2nd Annual ICLQ Lecture

Assignment of Contractual Claims under the Rome I Regulation: Choice

Date: 10th May 2012

Time: Not specified

Venue: Not available

Event Details

THIS EVENT IS FULLY BOOKED

Of great importance in financial-services law, the assignment of claims raises difficult questions for private international law (conflict of laws), especially as regards third-party rights. Although the Rome I Regulation contains provisions dealing with the relationship of the three primary parties (the creditor, the debtor and the assignee), it does not cover the rights of third parties. This is because when the negotiations were being conducted, there was insufficient time to find a solution that was acceptable to all concerned. For this reason, the matter was left open, but Article 27(2) of the Regulation requires the Commission to report back on the problem. This report, which should have been submitted in 2010, is now in the process of being written. The lecture seeks to analyse the issues, and consider the options available to the Commission and Member States.

Welcome: Professor Catherine Redgwell, General Editor of the ICLQ, Professor of International Law, University College London

Speaker: Professor Trevor Hartley, Professor of Law Emeritus, London School of Economics

Closing remarks: Professor Robert McCorquodale, Joint General Editor of the ICLQ, Director, British Institute of International and Comparative Law


When founded in 1952, the ICLQ was the only journal which offered the reader coverage of comparative law as well as public and private international law. Since then it has maintained its pre-eminence as one of the most important journals of its kind and it continues to offer practitioners and academics wide topical coverage without compromising rigorous editorial standards.

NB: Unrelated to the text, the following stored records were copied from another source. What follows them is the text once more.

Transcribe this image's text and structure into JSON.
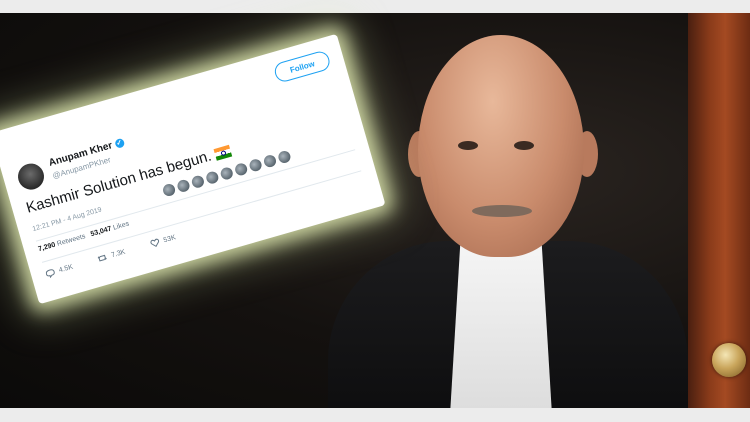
{
  "tweet": {
    "author_name": "Anupam Kher",
    "author_handle": "@AnupamPKher",
    "follow_label": "Follow",
    "text": "Kashmir Solution has begun.",
    "timestamp": "12:21 PM - 4 Aug 2019",
    "retweets_count": "7,290",
    "retweets_label": "Retweets",
    "likes_count": "53,047",
    "likes_label": "Likes",
    "reply_count": "4.5K",
    "retweet_count_action": "7.3K",
    "like_count_action": "53K"
  },
  "icons": {
    "verified": "verified-badge-icon",
    "flag": "india-flag-emoji",
    "reply": "reply-icon",
    "retweet": "retweet-icon",
    "like": "heart-icon"
  },
  "colors": {
    "twitter_blue": "#1da1f2",
    "card_glow": "#f0fabe",
    "background": "#14110f"
  }
}
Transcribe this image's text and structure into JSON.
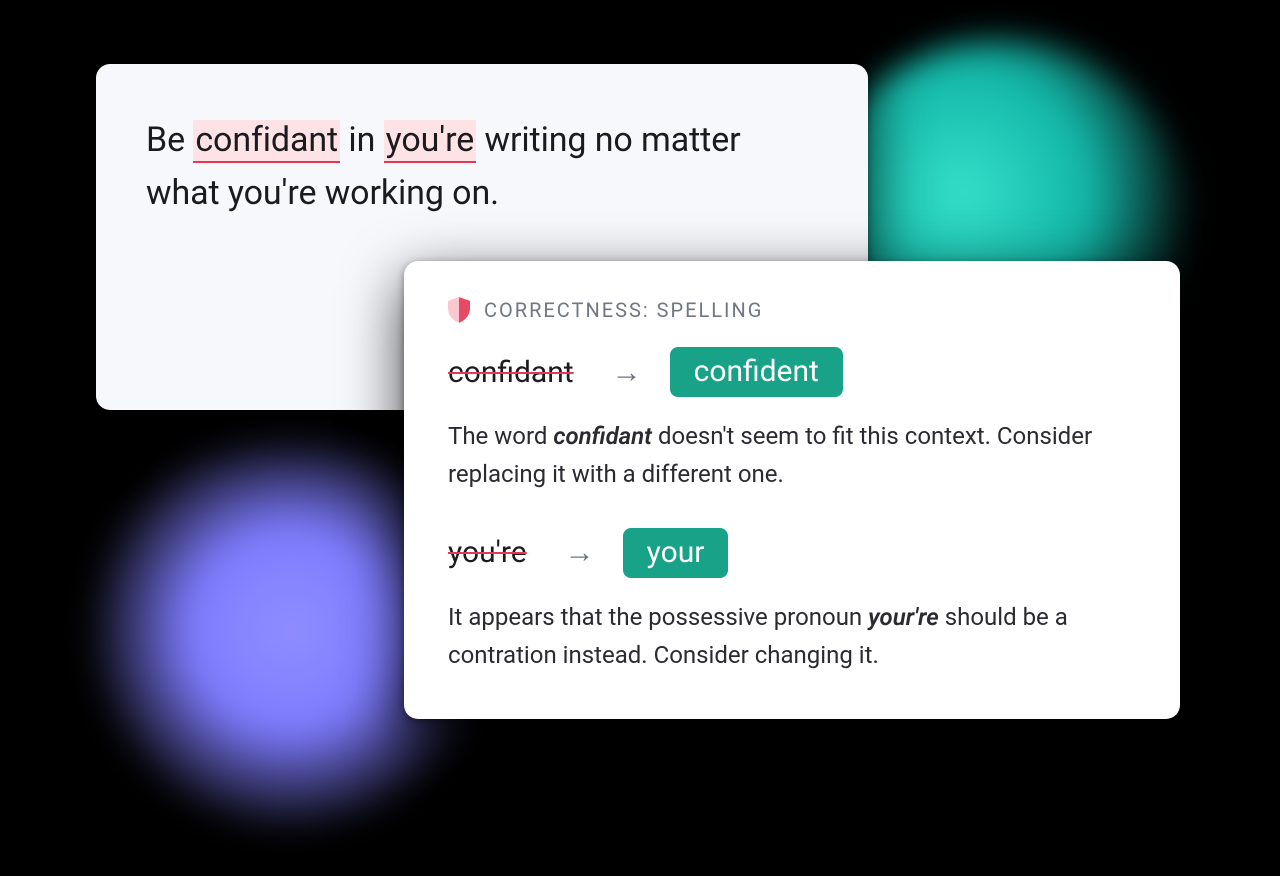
{
  "editor": {
    "prefix": "Be ",
    "error1": "confidant",
    "mid1": " in ",
    "error2": "you're",
    "rest": " writing no matter what you're working on."
  },
  "popup": {
    "category": "CORRECTNESS: SPELLING",
    "suggestions": [
      {
        "old": "confidant",
        "new": "confident",
        "explain_pre": "The word ",
        "explain_em": "confidant",
        "explain_post": " doesn't seem to fit this context. Consider replacing it with a different one."
      },
      {
        "old": "you're",
        "new": "your",
        "explain_pre": "It appears that the possessive pronoun ",
        "explain_em": "your're",
        "explain_post": " should be a contration instead. Consider changing it."
      }
    ]
  },
  "colors": {
    "error_underline": "#e63757",
    "suggestion_bg": "#18a389",
    "halo_teal": "#34e0c9",
    "halo_purple": "#8f8dff"
  }
}
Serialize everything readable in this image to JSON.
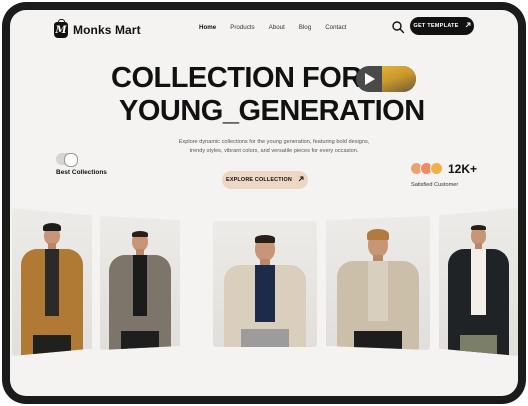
{
  "brand": {
    "name": "Monks Mart",
    "logo_letter": "M"
  },
  "nav": {
    "items": [
      {
        "label": "Home",
        "active": true
      },
      {
        "label": "Products",
        "active": false
      },
      {
        "label": "About",
        "active": false
      },
      {
        "label": "Blog",
        "active": false
      },
      {
        "label": "Contact",
        "active": false
      }
    ],
    "search_icon": "search-icon",
    "cta_label": "GET TEMPLATE",
    "cta_icon": "arrow-up-right-icon"
  },
  "hero": {
    "title_line1": "COLLECTION FOR",
    "title_line2": "YOUNG_GENERATION",
    "description_line1": "Explore dynamic collections for the young generation, featuring bold designs,",
    "description_line2": "trendy styles, vibrant colors, and versatile pieces for every occasion.",
    "video_icon": "play-icon",
    "best_collections_label": "Best Collections",
    "explore_label": "EXPLORE COLLECTION",
    "stat_value": "12K+",
    "stat_label": "Satisfied Customer"
  },
  "colors": {
    "background": "#f4f3f1",
    "primary": "#111111",
    "accent": "#ecd6c4"
  },
  "products": [
    {
      "name": "mustard-jacket-model",
      "jacket_color": "#b07a34"
    },
    {
      "name": "plaid-coat-model",
      "jacket_color": "#7d746a"
    },
    {
      "name": "fleece-vest-model",
      "jacket_color": "#d9cfbc"
    },
    {
      "name": "beige-fleece-model",
      "jacket_color": "#cbbfa9"
    },
    {
      "name": "black-jacket-model",
      "jacket_color": "#1f2326"
    }
  ]
}
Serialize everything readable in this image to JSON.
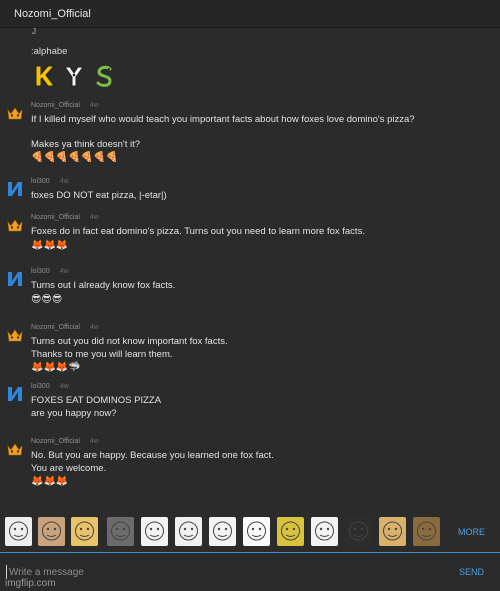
{
  "header": {
    "title": "Nozomi_Official"
  },
  "chat": {
    "leftover_text": "J",
    "command_text": ":alphabe",
    "glyph_icons": [
      "yellow-K-letter-icon",
      "white-Y-letter-icon",
      "green-S-snake-letter-icon"
    ],
    "messages": [
      {
        "user": "Nozomi_Official",
        "avatar": "crown-avatar-icon",
        "time": "4w",
        "lines": [
          "If I killed myself who would teach you important facts about how foxes love domino's pizza?",
          "",
          "Makes ya think doesn't it?"
        ],
        "emojis": "🍕🍕🍕🍕🍕🍕🍕"
      },
      {
        "user": "lol300",
        "avatar": "blue-n-avatar-icon",
        "time": "4w",
        "lines": [
          "foxes DO NOT eat pizza, |-etar|)"
        ],
        "emojis": ""
      },
      {
        "user": "Nozomi_Official",
        "avatar": "crown-avatar-icon",
        "time": "4w",
        "lines": [
          "Foxes do in fact eat domino's pizza. Turns out you need to learn more fox facts."
        ],
        "emojis": "🦊🦊🦊"
      },
      {
        "user": "lol300",
        "avatar": "blue-n-avatar-icon",
        "time": "4w",
        "lines": [
          "Turns out I already know fox facts."
        ],
        "emojis": "😎😎😎"
      },
      {
        "user": "Nozomi_Official",
        "avatar": "crown-avatar-icon",
        "time": "4w",
        "lines": [
          "Turns out you did not know important fox facts.",
          "Thanks to me you will learn them."
        ],
        "emojis": "🦊🦊🦊🦈"
      },
      {
        "user": "lol300",
        "avatar": "blue-n-avatar-icon",
        "time": "4w",
        "lines": [
          "FOXES EAT DOMINOS PIZZA",
          "are you happy now?"
        ],
        "emojis": ""
      },
      {
        "user": "Nozomi_Official",
        "avatar": "crown-avatar-icon",
        "time": "4w",
        "lines": [
          "No. But you are happy. Because you learned one fox fact.",
          "You are welcome."
        ],
        "emojis": "🦊🦊🦊"
      }
    ]
  },
  "meme_bar": {
    "memes": [
      "troll-face-meme-icon",
      "jesus-meme-icon",
      "cat-meme-icon",
      "deal-with-it-glasses-meme-icon",
      "sad-face-meme-icon",
      "rage-face-meme-icon",
      "happy-rage-face-meme-icon",
      "sketch-face-meme-icon",
      "spongebob-meme-icon",
      "derp-face-meme-icon",
      "caution-sign-meme-icon",
      "doge-meme-icon",
      "leonardo-toast-meme-icon"
    ],
    "more_label": "MORE"
  },
  "composer": {
    "placeholder": "Write a message",
    "value": "",
    "send_label": "SEND"
  },
  "watermark": "imgflip.com",
  "colors": {
    "background": "#2b2b2b",
    "accent_blue": "#4aa3df",
    "divider_blue": "#3a8fd0",
    "crown_orange": "#f0a020",
    "lol300_blue": "#2f86d6"
  }
}
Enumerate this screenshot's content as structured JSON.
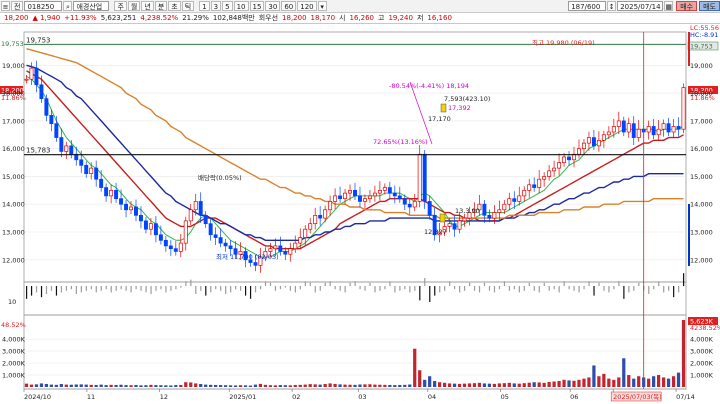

Under the general editorship of Professor Catherine Redgwell and Professor Robert McCorquodale, the journal continues to attract scholarship of the highest standard from around the world. Articles are submitted by both members and non-members of the Institute and the Editors continue to welcome contributions which are selected on the basis of excellence, reflecting the independence of the Quarterly and the Institute as a whole.

This will be the Second Annual Lecture following its inauguration in 2011 as a celebration of 60 years of the ICLQ as the flagstone publication of the British Institute of International and Comparative Law.